Given the discrepancies in the amounts allegedly owed, there is an issue of fact as to the quantum of damages due under the guaranty, as to which plaintiff bears the ultimate burden of proof (see Moon 170 Mercer, Inc. v Vella, 122 A.D.3d 544, 545 [1st Dept 2014]; Eugenia VI Venture Holdings, Ltd. v AMC Invs., LLC, 35 A.D.3d 157, 159 [1st Dept 2006]). Therefore, the money judgment entered in this action is vacated. The court shall allow the parties the opportunity to pursue discovery solely on the issue of the amount owed under the guaranty (see Eugenia VI Venture Holdings, Ltd., 35 A.D.3d at 160).

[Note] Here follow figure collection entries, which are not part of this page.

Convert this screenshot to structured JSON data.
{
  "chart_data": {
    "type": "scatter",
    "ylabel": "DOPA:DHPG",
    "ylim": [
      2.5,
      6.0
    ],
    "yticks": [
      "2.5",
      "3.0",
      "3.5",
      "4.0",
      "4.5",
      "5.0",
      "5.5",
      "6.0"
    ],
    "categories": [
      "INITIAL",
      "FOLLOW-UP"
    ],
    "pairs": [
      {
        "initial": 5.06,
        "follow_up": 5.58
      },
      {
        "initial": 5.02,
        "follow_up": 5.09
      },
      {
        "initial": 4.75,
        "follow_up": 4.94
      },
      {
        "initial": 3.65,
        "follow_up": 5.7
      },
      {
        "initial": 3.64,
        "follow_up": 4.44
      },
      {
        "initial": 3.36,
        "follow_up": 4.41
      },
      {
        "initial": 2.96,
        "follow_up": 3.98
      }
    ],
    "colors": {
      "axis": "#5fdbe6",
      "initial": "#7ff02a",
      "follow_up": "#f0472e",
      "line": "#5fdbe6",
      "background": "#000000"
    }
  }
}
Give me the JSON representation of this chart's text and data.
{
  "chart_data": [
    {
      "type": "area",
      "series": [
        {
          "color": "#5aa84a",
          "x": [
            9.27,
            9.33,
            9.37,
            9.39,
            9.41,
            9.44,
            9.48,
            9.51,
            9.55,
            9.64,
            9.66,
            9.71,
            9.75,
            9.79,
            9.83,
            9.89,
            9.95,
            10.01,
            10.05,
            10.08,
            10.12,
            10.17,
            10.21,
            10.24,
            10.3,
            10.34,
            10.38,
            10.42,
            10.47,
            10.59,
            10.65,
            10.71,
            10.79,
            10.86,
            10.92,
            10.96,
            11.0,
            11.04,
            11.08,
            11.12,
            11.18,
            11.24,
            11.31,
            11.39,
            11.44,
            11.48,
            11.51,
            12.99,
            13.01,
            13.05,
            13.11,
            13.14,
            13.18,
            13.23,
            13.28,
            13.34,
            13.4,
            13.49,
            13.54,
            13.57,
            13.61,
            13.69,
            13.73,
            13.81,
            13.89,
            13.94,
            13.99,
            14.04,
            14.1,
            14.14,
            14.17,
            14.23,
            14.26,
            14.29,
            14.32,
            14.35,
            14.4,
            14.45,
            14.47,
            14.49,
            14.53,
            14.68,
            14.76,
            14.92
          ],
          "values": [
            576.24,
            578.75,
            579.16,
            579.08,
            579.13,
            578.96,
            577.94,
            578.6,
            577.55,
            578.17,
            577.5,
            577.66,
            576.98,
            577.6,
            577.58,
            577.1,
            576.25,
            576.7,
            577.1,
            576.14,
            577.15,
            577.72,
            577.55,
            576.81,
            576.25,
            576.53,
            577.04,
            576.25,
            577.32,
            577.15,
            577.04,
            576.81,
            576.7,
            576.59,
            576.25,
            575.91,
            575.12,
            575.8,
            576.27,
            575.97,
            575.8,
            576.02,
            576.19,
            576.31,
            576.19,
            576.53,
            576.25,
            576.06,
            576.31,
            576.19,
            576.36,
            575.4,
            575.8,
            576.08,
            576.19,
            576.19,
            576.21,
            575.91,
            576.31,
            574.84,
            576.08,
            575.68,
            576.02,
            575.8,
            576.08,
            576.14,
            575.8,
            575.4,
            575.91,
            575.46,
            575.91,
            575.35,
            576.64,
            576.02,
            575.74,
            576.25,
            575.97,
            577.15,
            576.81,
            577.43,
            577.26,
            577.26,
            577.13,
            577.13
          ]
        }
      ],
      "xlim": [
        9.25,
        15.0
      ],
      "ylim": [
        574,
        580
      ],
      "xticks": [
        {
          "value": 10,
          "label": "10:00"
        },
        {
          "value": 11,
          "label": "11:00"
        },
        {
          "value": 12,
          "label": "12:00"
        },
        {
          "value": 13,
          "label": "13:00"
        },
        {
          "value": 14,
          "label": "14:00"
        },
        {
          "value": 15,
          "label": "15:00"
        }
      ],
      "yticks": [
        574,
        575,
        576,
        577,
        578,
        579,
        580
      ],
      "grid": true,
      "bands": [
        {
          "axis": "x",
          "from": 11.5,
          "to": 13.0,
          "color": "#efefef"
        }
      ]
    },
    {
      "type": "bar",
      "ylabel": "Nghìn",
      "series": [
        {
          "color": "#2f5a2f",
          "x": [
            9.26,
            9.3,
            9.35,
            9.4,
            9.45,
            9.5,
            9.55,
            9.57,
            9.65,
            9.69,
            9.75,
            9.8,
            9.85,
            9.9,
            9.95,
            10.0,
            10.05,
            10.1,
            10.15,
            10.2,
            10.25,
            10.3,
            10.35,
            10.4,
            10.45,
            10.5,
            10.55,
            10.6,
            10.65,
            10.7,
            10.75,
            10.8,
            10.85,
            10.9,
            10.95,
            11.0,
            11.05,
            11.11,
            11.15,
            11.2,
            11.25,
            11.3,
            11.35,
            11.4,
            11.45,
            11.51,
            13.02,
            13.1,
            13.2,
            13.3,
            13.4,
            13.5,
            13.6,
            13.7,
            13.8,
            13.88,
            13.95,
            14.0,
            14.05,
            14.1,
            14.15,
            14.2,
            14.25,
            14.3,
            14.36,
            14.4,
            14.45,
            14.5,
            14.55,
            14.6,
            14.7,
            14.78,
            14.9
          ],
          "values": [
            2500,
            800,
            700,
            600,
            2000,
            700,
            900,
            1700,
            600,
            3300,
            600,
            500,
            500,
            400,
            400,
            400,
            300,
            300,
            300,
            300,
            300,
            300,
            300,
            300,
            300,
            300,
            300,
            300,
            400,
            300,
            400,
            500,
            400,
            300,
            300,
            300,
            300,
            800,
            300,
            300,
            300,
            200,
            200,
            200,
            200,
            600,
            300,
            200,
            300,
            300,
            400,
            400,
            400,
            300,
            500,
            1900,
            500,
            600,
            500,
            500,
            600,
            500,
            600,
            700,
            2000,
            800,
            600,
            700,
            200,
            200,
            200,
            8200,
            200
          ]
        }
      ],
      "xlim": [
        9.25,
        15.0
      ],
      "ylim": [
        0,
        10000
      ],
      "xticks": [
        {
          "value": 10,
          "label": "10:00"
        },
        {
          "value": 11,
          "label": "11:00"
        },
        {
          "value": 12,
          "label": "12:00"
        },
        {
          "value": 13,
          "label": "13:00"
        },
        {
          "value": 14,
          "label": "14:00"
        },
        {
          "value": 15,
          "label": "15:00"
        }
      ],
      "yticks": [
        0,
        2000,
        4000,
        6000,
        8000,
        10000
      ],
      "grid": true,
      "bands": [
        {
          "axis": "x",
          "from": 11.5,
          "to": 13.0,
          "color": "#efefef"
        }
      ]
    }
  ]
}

In light of the foregoing, if these discrepancies cannot be resolved in discovery, the amount owed under the guaranty shall be determined at the trial of this action (see Moon 170 Mercer, Inc., 122 A.D.3d at 545).
CONCLUSION
Accordingly, it is hereby
ORDERED that the branch of the motion of defendant Kenneth B. Cera, in his capacity as trustee of the Nonmarital Trust Attributable to James S. Adler under the Will of Max Adler, seeking a further hearing on the amount owed under the guaranty dated January 24, 2006 (sequence number 002), is granted to the extent that the parties are directed to conduct discovery solely on the issue of the amount owed under the guaranty; and it is further
ORDERED that the branch of the motion is denied with respect to whether the interest rate was reduced to five percent per annum; and it is further
ORDERED that the money judgment entered on December 5, 2022 is vacated; and it is further
ORDERED that this matter is restored to the calendar of Part 43, and the parties shall appear for a virtual preliminary conference on July 27, 2023, at 11:00 a.m.